More than half a dozen groups have sued Ventura County in response to the county’s recently adopted 2040 General Plan.
The plan went into effect Oct. 15, 30 days after it was passed by the Ventura County Board of Supervisors. Several of the groups that filed suit against the county are oil and energy interests objecting to the county’s plans to regulate oil production in the county, including Aera Energy, which leases mineral rights to an active oil field just northwest of the city of Ventura.
Aera filed a writ of mandate in Ventura County Superior Court on the first day the General Plan was in place, saying the plan’s limitations on drilling would unlawfully impede Aera’s existing and future operations. The complaint claims the county’s proposed actions are preempted by state and federal law, and that the county failed to disclose, evaluate and reduce environmental consequences of its plan.
The county of Ventura did not reply to requests for comment.
Many of the other filings from oil and energy companies have similar complaints.
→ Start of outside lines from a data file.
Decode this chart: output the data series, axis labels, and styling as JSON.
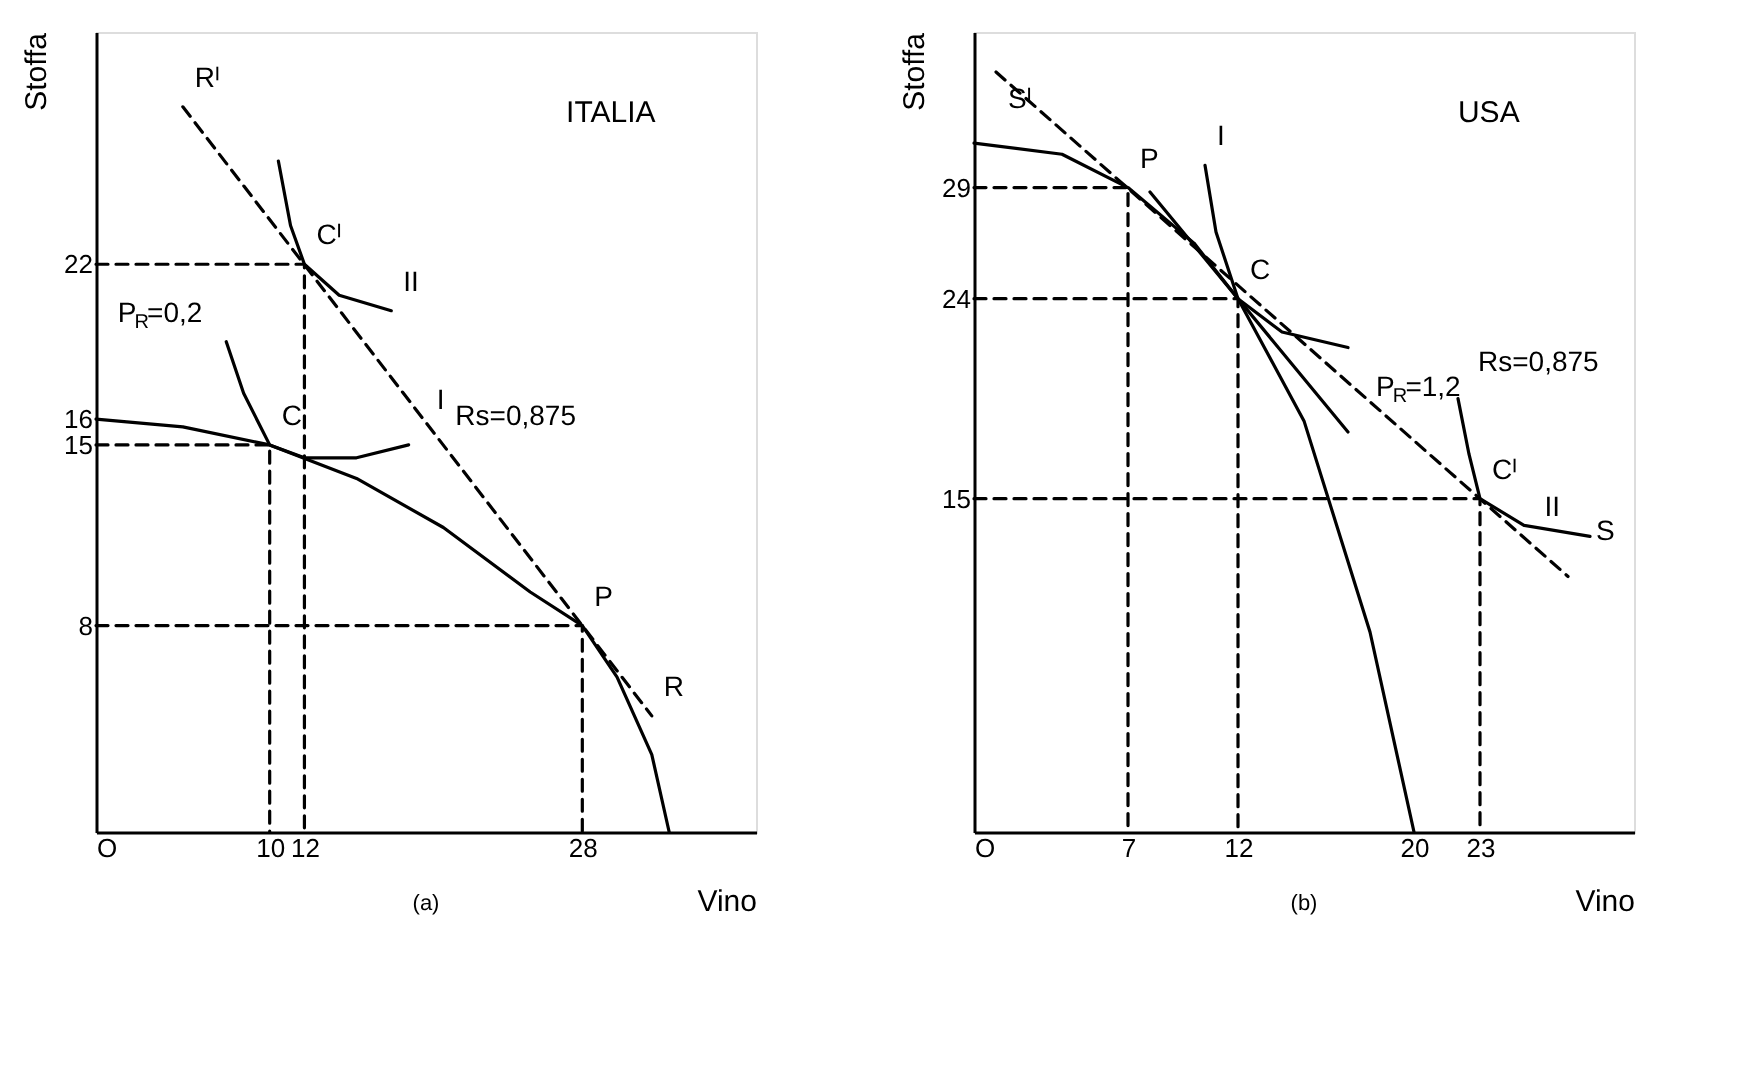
{
  "chart_data": [
    {
      "type": "line",
      "title": "ITALIA",
      "xlabel": "Vino",
      "ylabel": "Stoffa",
      "xlim": [
        0,
        38
      ],
      "ylim": [
        0,
        31
      ],
      "xticks": [
        {
          "value": 0,
          "label": "O"
        },
        10,
        12,
        28
      ],
      "yticks": [
        8,
        15,
        16,
        22
      ],
      "grid": false,
      "series": [
        {
          "color": "#000000",
          "line_style": "solid",
          "x": [
            0,
            5,
            10,
            15,
            20,
            25,
            28,
            30,
            32,
            33
          ],
          "values": [
            16,
            15.7,
            15,
            13.7,
            11.8,
            9.3,
            8,
            6,
            3,
            0
          ]
        },
        {
          "color": "#000000",
          "line_style": "dashed",
          "x": [
            5,
            32
          ],
          "values": [
            28.1,
            4.5
          ]
        },
        {
          "color": "#000000",
          "line_style": "solid",
          "x": [
            7.5,
            8.5,
            10,
            12,
            15,
            18
          ],
          "values": [
            19,
            17,
            15,
            14.5,
            14.5,
            15
          ]
        },
        {
          "color": "#000000",
          "line_style": "solid",
          "x": [
            10.5,
            11.2,
            12,
            14,
            17
          ],
          "values": [
            26,
            23.5,
            22,
            20.8,
            20.2
          ]
        },
        {
          "color": "#000000",
          "line_style": "dashed",
          "x": [
            0,
            10,
            10
          ],
          "values": [
            15,
            15,
            0
          ]
        },
        {
          "color": "#000000",
          "line_style": "dashed",
          "x": [
            0,
            12,
            12
          ],
          "values": [
            22,
            22,
            0
          ]
        },
        {
          "color": "#000000",
          "line_style": "dashed",
          "x": [
            0,
            28,
            28
          ],
          "values": [
            8,
            8,
            0
          ]
        }
      ],
      "annotations": [
        {
          "text": "Rᴵ",
          "x": 5,
          "y": 28.1
        },
        {
          "text": "Cᴵ",
          "x": 12,
          "y": 22
        },
        {
          "text": "II",
          "x": 17,
          "y": 20.2
        },
        {
          "text": "P$_{R}$=0,2",
          "x": 7.5,
          "y": 19
        },
        {
          "text": "C",
          "x": 10,
          "y": 15
        },
        {
          "text": "I",
          "x": 18,
          "y": 15
        },
        {
          "text": "Rs=0,875",
          "x": 20,
          "y": 15
        },
        {
          "text": "P",
          "x": 28,
          "y": 8
        },
        {
          "text": "R",
          "x": 32,
          "y": 4.5
        },
        "(a)"
      ]
    },
    {
      "type": "line",
      "title": "USA",
      "xlabel": "Vino",
      "ylabel": "Stoffa",
      "xlim": [
        0,
        30
      ],
      "ylim": [
        0,
        36
      ],
      "xticks": [
        {
          "value": 0,
          "label": "O"
        },
        7,
        12,
        20,
        23
      ],
      "yticks": [
        15,
        24,
        29
      ],
      "grid": false,
      "series": [
        {
          "color": "#000000",
          "line_style": "solid",
          "x": [
            0,
            4,
            7,
            10,
            12,
            15,
            18,
            20
          ],
          "values": [
            31,
            30.5,
            29,
            26.5,
            24,
            18.5,
            9,
            0
          ]
        },
        {
          "color": "#000000",
          "line_style": "dashed",
          "x": [
            1,
            27
          ],
          "values": [
            34.2,
            11.5
          ]
        },
        {
          "color": "#000000",
          "line_style": "solid",
          "x": [
            8,
            17
          ],
          "values": [
            28.8,
            18
          ]
        },
        {
          "color": "#000000",
          "line_style": "solid",
          "x": [
            10.5,
            11,
            12,
            14,
            17
          ],
          "values": [
            30,
            27,
            24,
            22.5,
            21.8
          ]
        },
        {
          "color": "#000000",
          "line_style": "solid",
          "x": [
            22,
            22.5,
            23,
            25,
            28
          ],
          "values": [
            19.5,
            17,
            15,
            13.8,
            13.3
          ]
        },
        {
          "color": "#000000",
          "line_style": "dashed",
          "x": [
            0,
            7,
            7
          ],
          "values": [
            29,
            29,
            0
          ]
        },
        {
          "color": "#000000",
          "line_style": "dashed",
          "x": [
            0,
            12,
            12
          ],
          "values": [
            24,
            24,
            0
          ]
        },
        {
          "color": "#000000",
          "line_style": "dashed",
          "x": [
            0,
            23,
            23
          ],
          "values": [
            15,
            15,
            0
          ]
        }
      ],
      "annotations": [
        {
          "text": "Sᴵ",
          "x": 1,
          "y": 34.2
        },
        {
          "text": "P",
          "x": 7,
          "y": 29
        },
        {
          "text": "I",
          "x": 10.5,
          "y": 30
        },
        {
          "text": "C",
          "x": 12,
          "y": 24
        },
        {
          "text": "P$_{R}$=1,2",
          "x": 17,
          "y": 18
        },
        {
          "text": "Rs=0,875",
          "x": 22,
          "y": 19.5
        },
        {
          "text": "Cᴵ",
          "x": 23,
          "y": 15
        },
        {
          "text": "II",
          "x": 28,
          "y": 13.3
        },
        {
          "text": "S",
          "x": 27,
          "y": 11.5
        },
        "(b)"
      ]
    }
  ]
}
Michele Newell, a spokesperson for Aera, said the company tried to work with the county by writing letters and providing public comment. In many cases, the comments and letters did not get any response back, she said.
Newell was also concerned with what the industry believes is existing overregulation. There are already more than two dozen state and local agencies that oversee the oil production in Ventura County, she said. The industry provides jobs for more than 2,000 residents, and Newell pointed to parts of the General Plan that would limit the industry’s ability to develop or adjust new wells in the future.
“Good regulations are good for everybody,” Newell said, “but regulations for the sake of regulating doesn’t make sense.”
Part of the 2040 General Plan limits new oil drilling operations to the northern, inland section of the county. Under the General Plan, all land between U.S. Highway 101 and the shoreline would be off limits for new oil development, as would any land designated residential, recreational or environmentally sensitive. Between U.S. Highway 101 and the coastal zone boundary, existing oil drilling and related facilities are allowed, but no major new facilities or expansions would be allowed, unless in a designated industrial area.
“The whole plan is really egregious to the industry itself,” Newell said. “It seems to us they want to shut down the industry.”
The oil and energy companies aren’t the only groups that filed against the county. The Ventura County Coalition of Labor, Agriculture and Business—or CoLAB, a group focused primarily on property rights and land use regulations—and the Ventura County Agricultural Association jointly filed a lawsuit, saying the county did not meet the basic standards for public review and engagement, as well as environmental impact analysis, to the detriment of the agricultural industry, local businesses and vulnerable residents.
“Our members are concerned that the General Plan adds regulatory burdens that greatly increase the cost of doing business, growing food, and even living in Ventura County,” said Louise Lampara, Ventura County CoLAB’s executive director, in a news release. “Hundreds of community members spoke out against the General Plan, telling the county that their policies will hurt already struggling families by making it even more expensive to live here and more difficult for the next generation of workers to find local employment—but the county ignored their concerns.”
David Cruz, president of the local chapter of the League of United Latin American Citizens, said the county did not translate any of the plan’s policies into Spanish before the plan was adopted.
“It is disappointing that the county thought so little of our Latino community that it either deliberately ignored us or was poorly advised by its staff against meeting with organizations that would have counseled against the General Plan because of its disproportionate negative impact upon communities of color,” Cruz said in the news release issued by CoLAB and the Agricultural Association.